Austin J. Blake, Matthew Ruderman, Jill M. Waterman, Audra K. Langley - Child Abuse & Neglect

Abstract

Background

Children adopted from foster care are at heightened risk for emotional and behavioral challenges, potentially due to early trauma exposure and related risk factors. Research has demonstrated that adoptees with greater pre-adoptive risk exhibit higher rates of internalizing and externalizing problems across childhood and into adulthood.
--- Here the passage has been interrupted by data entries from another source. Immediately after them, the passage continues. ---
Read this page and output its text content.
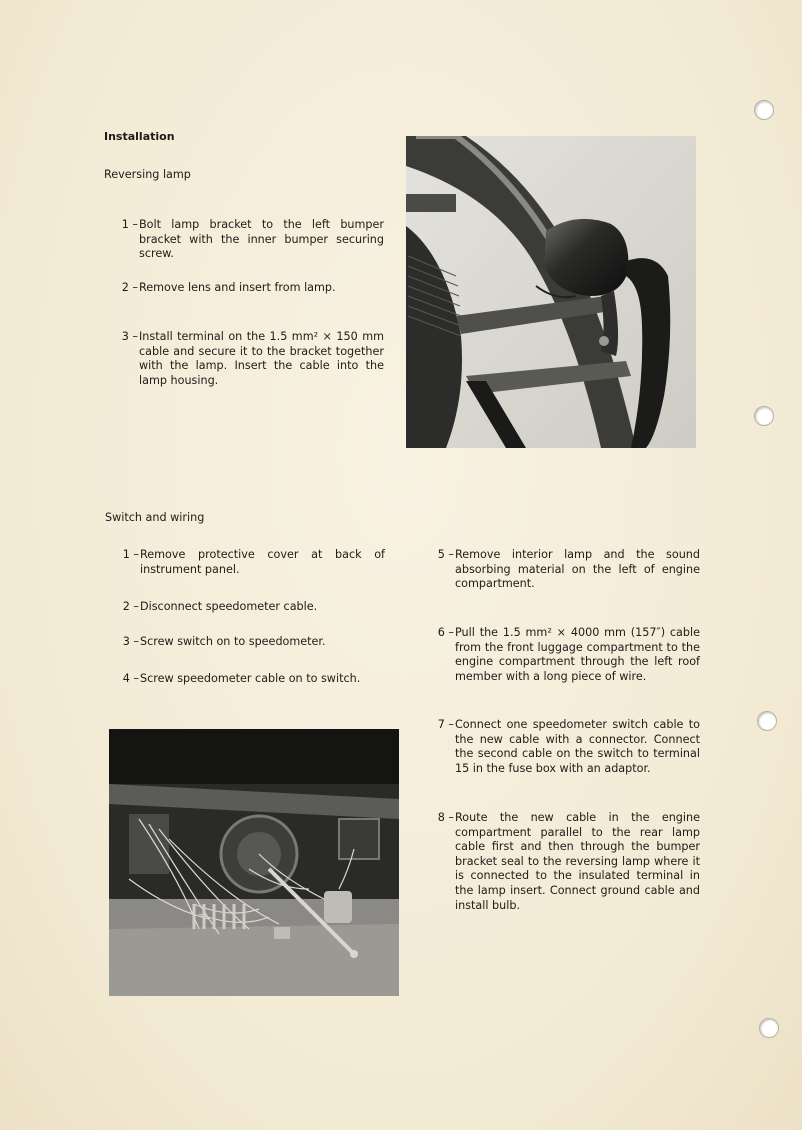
Installation
Reversing lamp
1 – Bolt lamp bracket to the left bumper bracket with the inner bumper securing screw.
2 – Remove lens and insert from lamp.
3 – Install terminal on the 1.5 mm² × 150 mm cable and secure it to the bracket together with the lamp. Insert the cable into the lamp housing.
Switch and wiring
1 – Remove protective cover at back of instrument panel.
2 – Disconnect speedometer cable.
3 – Screw switch on to speedometer.
4 – Screw speedometer cable on to switch.
5 – Remove interior lamp and the sound absorbing material on the left of engine compartment.
6 – Pull the 1.5 mm² × 4000 mm (157″) cable from the front luggage compartment to the engine compartment through the left roof member with a long piece of wire.
7 – Connect one speedometer switch cable to the new cable with a connector. Connect the second cable on the switch to terminal 15 in the fuse box with an adaptor.
8 – Route the new cable in the engine compartment parallel to the rear lamp cable first and then through the bumper bracket seal to the reversing lamp where it is connected to the insulated terminal in the lamp insert. Connect ground cable and install bulb.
However, these studies have been limited by their use of individual risk factors or sum scores of cumulative risk and their measurement of internalizing and externalizing behaviors separately.

Objective

The current study aimed to examine effects of pre-adoptive risk on long-term functioning in children adopted from foster care.

Method

In a longitudinally-followed sample of 82 adoptees, we utilized latent growth curve modeling to examine effects of two latent indices of pre-adoptive risk, postnatal (i.e., trauma-related) risk and prenatal risk (not including prenatal substance exposure, since it was nearly ubiquitous in this sample), on adoptee internalizing, externalizing, and latent scores of dysregulation across childhood. Additionally, in three separate models, we tested whether baseline levels and change across childhood in internalizing, externalizing, and dysregulation mediated effects of prenatal and postnatal risk on adolescent/young-adult functioning.

Results

Greater postnatal risk, but not prenatal risk, predicted higher levels of internalizing and dysregulation across childhood. However, only dysregulation mediated the effect of postnatal risk on adolescent/young-adult functioning.

Conclusions

These results are consistent with prior research evidencing long-term effects of postnatal pre-adoptive risk, but not prenatal risk, in adoptees. Furthermore, they suggest that trauma exposure in this population may result in a profile of broad dysregulation that increases risk for maladjustment into adulthood.